There is currently no effective medical treatment for temporomandibular joint osteoarthritis (TMJ-OA) due to a limited understanding of its pathogenesis. This study was undertaken to investigate the key role of transforming growth factor-β (TGF-β) signalling in the cartilage and subchondral bone of the TMJ using a temporomandibular joint disorder (TMD) rat model, an ageing mouse model and a Camurati–Engelmann disease (CED) mouse model. In the three animal models, the subchondral bone phenotypes in the mandibular condyles were evaluated by µCT, and changes in TMJ condyles were examined by TRAP staining and immunohistochemical analysis of Osterix and p-Smad2/3. Condyle degradation was confirmed by Safranin O staining, the Mankin and OARSI scoring systems and type X collagen (Col X), p-Smad2/3a and Osterix immunohistochemical analyses. We found apparent histological phenotypes of TMJ-OA in the TMD, ageing and CED animal models, with abnormal activation of TGF-β signalling in the condylar cartilage and subchondral bone. Moreover, inhibition of TGF-β receptor I attenuated TMJ-OA progression in the TMD models. Therefore, aberrant activation of TGF-β signalling could be a key player in TMJ-OA development.
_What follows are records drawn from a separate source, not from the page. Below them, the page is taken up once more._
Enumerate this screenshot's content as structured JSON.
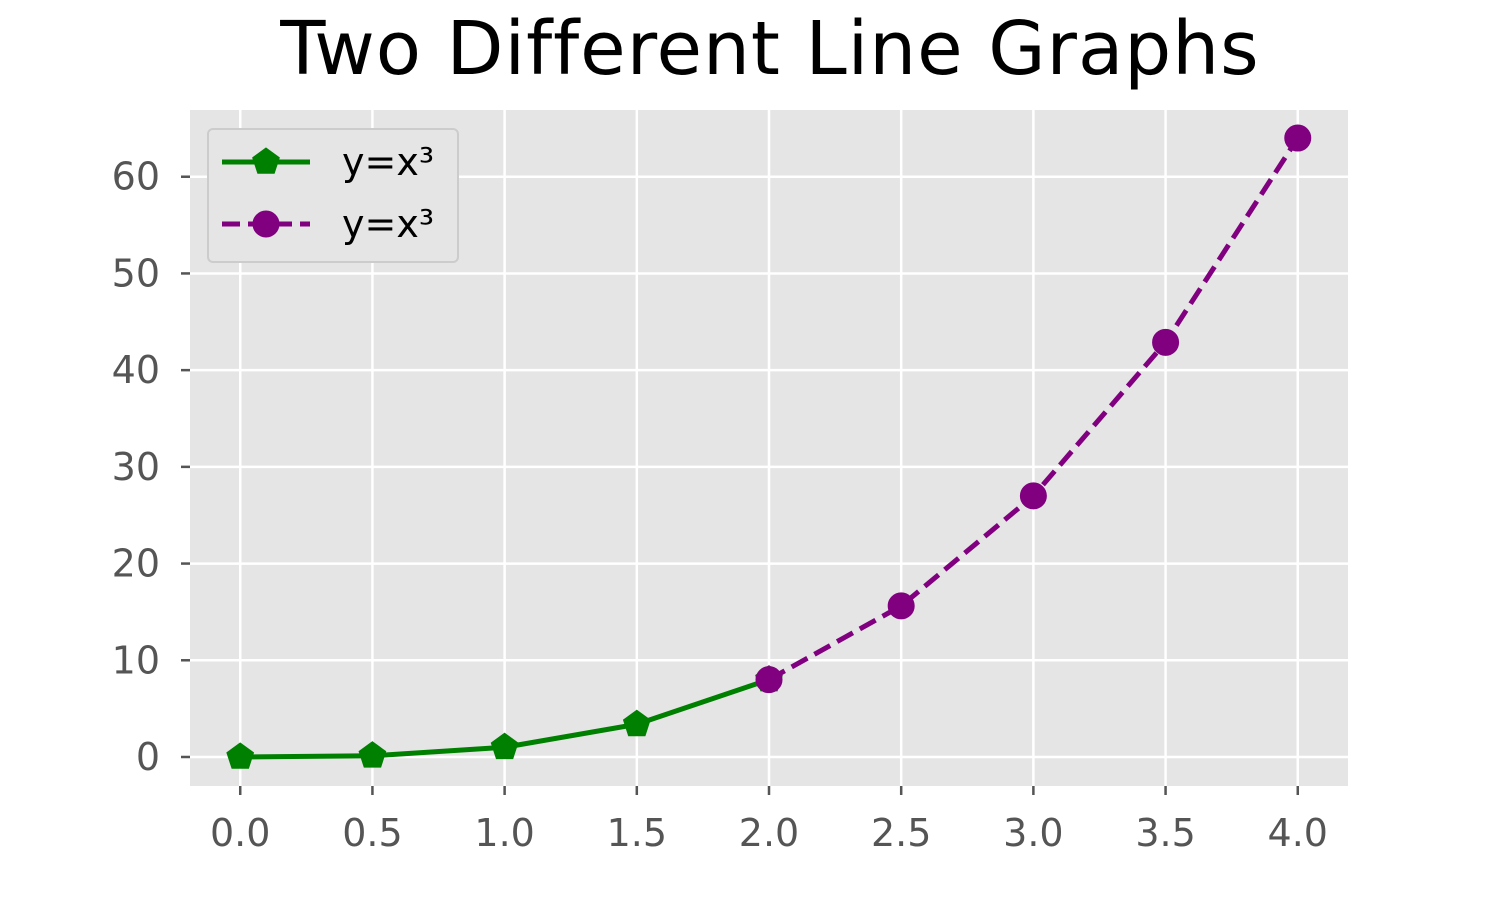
{
  "chart_data": {
    "type": "line",
    "title": "Two Different Line Graphs",
    "xlabel": "",
    "ylabel": "",
    "xlim": [
      -0.19,
      4.19
    ],
    "ylim": [
      -3.0,
      66.9
    ],
    "xticks": [
      0.0,
      0.5,
      1.0,
      1.5,
      2.0,
      2.5,
      3.0,
      3.5,
      4.0
    ],
    "xtick_labels": [
      "0.0",
      "0.5",
      "1.0",
      "1.5",
      "2.0",
      "2.5",
      "3.0",
      "3.5",
      "4.0"
    ],
    "yticks": [
      0,
      10,
      20,
      30,
      40,
      50,
      60
    ],
    "ytick_labels": [
      "0",
      "10",
      "20",
      "30",
      "40",
      "50",
      "60"
    ],
    "grid": true,
    "legend_position": "top-left",
    "background": "#e5e5e5",
    "series": [
      {
        "name": "y=x³",
        "color": "#008000",
        "line_style": "solid",
        "marker": "pentagon",
        "x": [
          0.0,
          0.5,
          1.0,
          1.5,
          2.0
        ],
        "y": [
          0.0,
          0.125,
          1.0,
          3.375,
          8.0
        ]
      },
      {
        "name": "y=x³",
        "color": "#800080",
        "line_style": "dashed",
        "marker": "circle",
        "x": [
          2.0,
          2.5,
          3.0,
          3.5,
          4.0
        ],
        "y": [
          8.0,
          15.625,
          27.0,
          42.875,
          64.0
        ]
      }
    ]
  }
}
由于对颞下颌关节骨关节炎的发病机理了解有限，因此目前尚无有效的药物治疗方法。进行了这项研究，以探讨颞下颌关节疾病（TMD）大鼠模型，衰老小鼠模型和Camurati-Engelmann模型对转化生长因子-β（TGF-β）信号在TMJ软骨和软骨下骨中的关键作用疾病（CED）小鼠模型。在这三种动物模型中，通过µCT评估下颌con的软骨下骨表型，并通过TRAP染色以及Osterix和p-Smad2 / 3的免疫组织化学分析检查TMJ dy的变化。通过番红O染色，Mankin和OARSI评分系统以及X型胶原蛋白（Col X），p-Smad2 / 3a和Osterix免疫组织化学分析证实了的降解。我们在TMD，衰老和CED动物模型中发现了TMJ-OA的明显组织学表型，在dy突软骨和软骨下骨中TGF-β信号的异常激活。此外，在TMD模型中，对TGF-β受体I的抑制会减弱TMJ-OA的进程。因此，TGF-β信号转导的异常激活可能是TMJ-OA发展的关键因素。